Redhat-operators catalog fails at some point and find itself in the staging registry

Updated -

Issue

The OpenShift Marketplace that manages the Operator Life Cycle and Installed operators in a cluster was temporarily redirected to the Red Hat staging environment which is not accessible to the public.

Troubleshooting

  • Running the following oc command will show all affected Operators (below is the command with sample output) as well as whether the Red Hat OpenShift Container Platform 4 - Cluster is affected by this issue:

    $ oc get --all-namespaces -o 'custom-columns=NAMESPACE:.metadata.namespace,NAME:.metadata.name,PHASE:.status.phase,BundleLookupPath:.status.bundleLookups[].path' installplans.operators.coreos.com | grep 'NAMESPACE\|Failed.*registry[.]stage[.]redhat[.]io'        
    NAMESPACE                        NAME            PHASE      BundleLookupPath
    namespace-sso                    install-fbhlk   Failed     registry.stage.redhat.io/rh-sso-7/sso7-rhel8-operator-bundle@sha256:92604a0b429d49196624dce12924e37fdd767a98eaca3175363358bea39f1d84
    namespace-mce                    install-9c2q6   Failed     registry.stage.redhat.io/multicluster-engine/mce-operator-bundle@sha256:c4f901041fa60fae44c0b23a69f91b23e580b72029730b7e4624e2f07399bf45
    namespace-oadp                   install-4pl6b   Failed     registry.stage.redhat.io/oadp/oadp-operator-bundle@sha256:be988cfb751174bd5c9d974225c205739b283c94a582b39d5cef5c6261c5314d
    namespace-acm                    install-cp5f8   Failed     registry.stage.redhat.io/rhacm2/acm-operator-bundle@sha256:0beabc9346d25388c3fba22f6357eaa742c19cd4167cde3288d6150317e9d4b7
    
  • If the above command does not return any output, then the cluster is not affected by this issue.
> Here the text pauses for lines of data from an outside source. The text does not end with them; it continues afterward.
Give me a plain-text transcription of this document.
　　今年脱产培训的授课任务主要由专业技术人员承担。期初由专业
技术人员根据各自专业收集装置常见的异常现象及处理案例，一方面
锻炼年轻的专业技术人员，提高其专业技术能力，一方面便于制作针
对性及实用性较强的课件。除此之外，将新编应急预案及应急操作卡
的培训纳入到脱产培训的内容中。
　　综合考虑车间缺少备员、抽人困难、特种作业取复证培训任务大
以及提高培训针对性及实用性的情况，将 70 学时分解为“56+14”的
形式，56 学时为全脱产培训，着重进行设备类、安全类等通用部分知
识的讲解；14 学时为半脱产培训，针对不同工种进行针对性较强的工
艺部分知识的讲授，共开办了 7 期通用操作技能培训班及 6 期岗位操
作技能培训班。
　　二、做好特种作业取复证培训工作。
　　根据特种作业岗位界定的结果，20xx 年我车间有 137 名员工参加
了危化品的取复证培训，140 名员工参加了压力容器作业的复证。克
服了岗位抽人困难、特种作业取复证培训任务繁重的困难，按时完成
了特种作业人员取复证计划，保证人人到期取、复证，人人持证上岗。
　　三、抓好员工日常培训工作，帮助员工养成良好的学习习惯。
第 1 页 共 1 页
  • Seeing KubeJobFailed events in openshift-marketplace as seen in the below example, may be an indication that the Red Hat OpenShift Container Platform 4 - Cluster is impacted by this issue. To confirm whether the Red Hat OpenShift Container Platform 4 - Cluster is affected, used the oc command mentioned above.

    $ oc get events -n openshift-marketplace | grep "KubeJobFailed"
    KubeJobFailed{namespace="openshift-marketplace",job_name=~"[0-9a-f]{63}"} 
    
  • Event errors similar as shown below may be another indication that the Red Hat OpenShift Container Platform 4 - Cluster is affected by this issue. Again to confirm, use the first command provided in this section:

    $ oc get event --all-namespaces | grep "Failed to pull image" 
    Failed to pull image “registry.stage.redhat.io/...”: rpc error: code = Unknown desc = pinging container registry registry.stage.redhat.io: Get “https://registry.stage.redhat.io/v2/”: x509: certificate signed by unknown authority
    
  • The Red Hat OpenShift Container Platform 4 - Console may eventually also report problems similar as to what is shown in the below picture. To check or see them, navigate to Operators -> Installed Operators -> (select-an-operator)). In case a similar error is reported, Red Hat still does recommend to use the initial oc command from this section, as it will help to confirm the issue and also show all affected Operators.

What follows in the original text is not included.